MWC: Three themes you'll be dining out on...
Written by Natasha Lomas, Contributor

MWC: Three themes you'll be dining out on...

The biggest date in mobile's calendar is almost upon us again as the Mobile World Congress trade show kicks off in Barcelona next Monday. What are the key themes to watch out for at this year's event? Natasha Lomas picks the top three.

Mobile broadband
It was big last year - with much self-congratulatory industry back-slapping over how the mobile internet had finally come of age with the help of HSDPA networks (and, in a marketing sense, the iPhone). 2008 really turned out to be mobile broadband's year - with dongle mania, buckets of iPhone-esque webby devices and the seductive promise of all-you-can-eat data.

This year mobile broadband is more important than ever - in tough economic times it is the great revenue hope of operators. And topping the bill of MWC keynotes on Tuesday is a session on 'Sustaining growth in challenging times'. Pay-as-you-go mobile broadband anyone?

Of course there is already a snake in this mobile garden - analysts are making concerned noises that operators may well be overstretching their networks by offering all-you-can-eat tariffs. Especially as this kind of data gobbling doesn't necessarily bring increased riches but does require more network investment to ensure good quality of service for all users. That opens up the awful prospect of mobile broadband actually becoming painful to operators' bottom lines.

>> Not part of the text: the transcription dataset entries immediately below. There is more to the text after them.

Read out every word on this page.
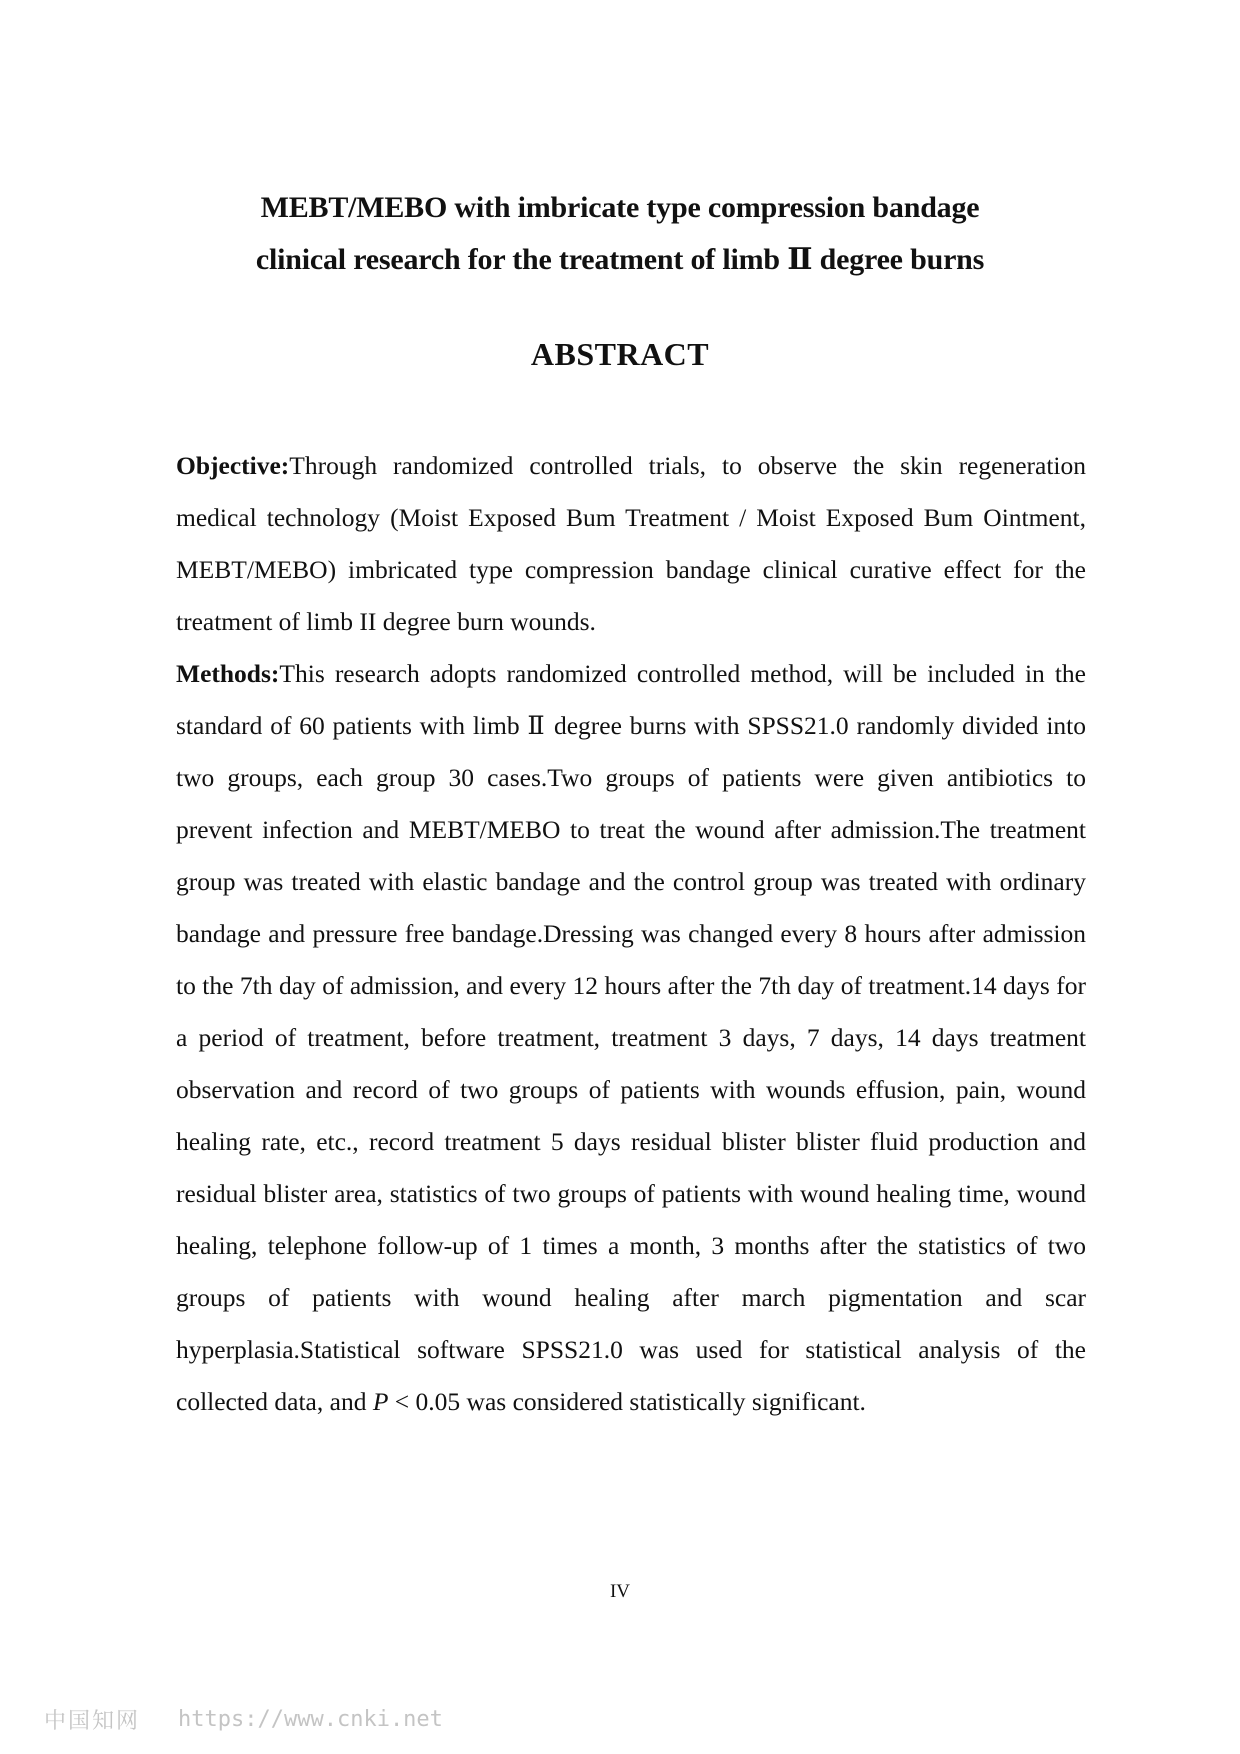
MEBT/MEBO with imbricate type compression bandage
clinical research for the treatment of limb Ⅱ degree burns
ABSTRACT

Objective:Through randomized controlled trials, to observe the skin regeneration medical technology (Moist Exposed Bum Treatment / Moist Exposed Bum Ointment, MEBT/MEBO) imbricated type compression bandage clinical curative effect for the treatment of limb II degree burn wounds.

Methods:This research adopts randomized controlled method, will be included in the standard of 60 patients with limb Ⅱ degree burns with SPSS21.0 randomly divided into two groups, each group 30 cases.Two groups of patients were given antibiotics to prevent infection and MEBT/MEBO to treat the wound after admission.The treatment group was treated with elastic bandage and the control group was treated with ordinary bandage and pressure free bandage.Dressing was changed every 8 hours after admission to the 7th day of admission, and every 12 hours after the 7th day of treatment.14 days for a period of treatment, before treatment, treatment 3 days, 7 days, 14 days treatment observation and record of two groups of patients with wounds effusion, pain, wound healing rate, etc., record treatment 5 days residual blister blister fluid production and residual blister area, statistics of two groups of patients with wound healing time, wound healing, telephone follow-up of 1 times a month, 3 months after the statistics of two groups of patients with wound healing after march pigmentation and scar hyperplasia.Statistical software SPSS21.0 was used for statistical analysis of the collected data, and P < 0.05 was considered statistically significant.

IV
中国知网 https://www.cnki.net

So expect a lot of talk about strategies for monetising the mobile internet. And not just on smart phones, which remain a niche, high end portion of the market. Mobile widgets - simple web apps that can make an impact on the mass market of lower-end mobile and feature phone owners - are likely to be a hot area too.

Which brings me to the next theme...

Apps
Rumours are flying around of a couple of very big cheeses launching their own app shops - to rival Apple's rampantly successful iPhone App Store. Microsoft and Nokia have both been mentioned as readying app stores - though are yet to make official announcements.

The mobile industry is certainly banking on software to differentiate between the increasingly similar hardware offerings in play. (Smartphone specification sheets read like check lists these days: worthy only of comment when a 'key feature' such as wi-fi is missing.) And having a healthy developer community creating lots of juicy apps is the desired way to with it. How do you create a healthy developer community? There's no foolproof success recipe - but having a user-friendly store front that enables apps to easily be found, rated and bought is certainly a must these days.

This year's show will also include, for the first time, an 'Application Developers Garage' - which promises to bring "developers, engineers and communities from across the mobile application value chain into one place". They even get their own real-time app competition - which sounds reminiscent of demo developer community parties from the Atari/Amiga era. Yup, the serious geeks are definitely in demand alright.

Android
With no official Apple presence at MWC there's more time and space for Google's Android - which generated truckloads of interest last year despite there being only a handful of prototypes on show. Since then the G1 has launched but rumours are coming thick and fast of more Android devices poking their heads above the parapet in Barcelona.

The Android OS is famously open source and the first Android device (the G1) is famously exclusive to T-Mobile so if we don't get any news of the follow-up G2 I, for one, am prepared to eat my hat.

But it's not just T-Mobile - rumours of other mobile makers and operators offering Android devices are coming thick and fast, from previously Windows Mobile-loving hardware makers HTC and Samsung, to operator Vodafone.

Another sign it might just be Android's year? Microsoft's Steve Ballmer will be speaking on the unlikely topic of 'Moving Towards an Open Mobile Ecosystem'. Which suggests at least a hairline crack appearing in the proprietary gate that is Windows Mobile.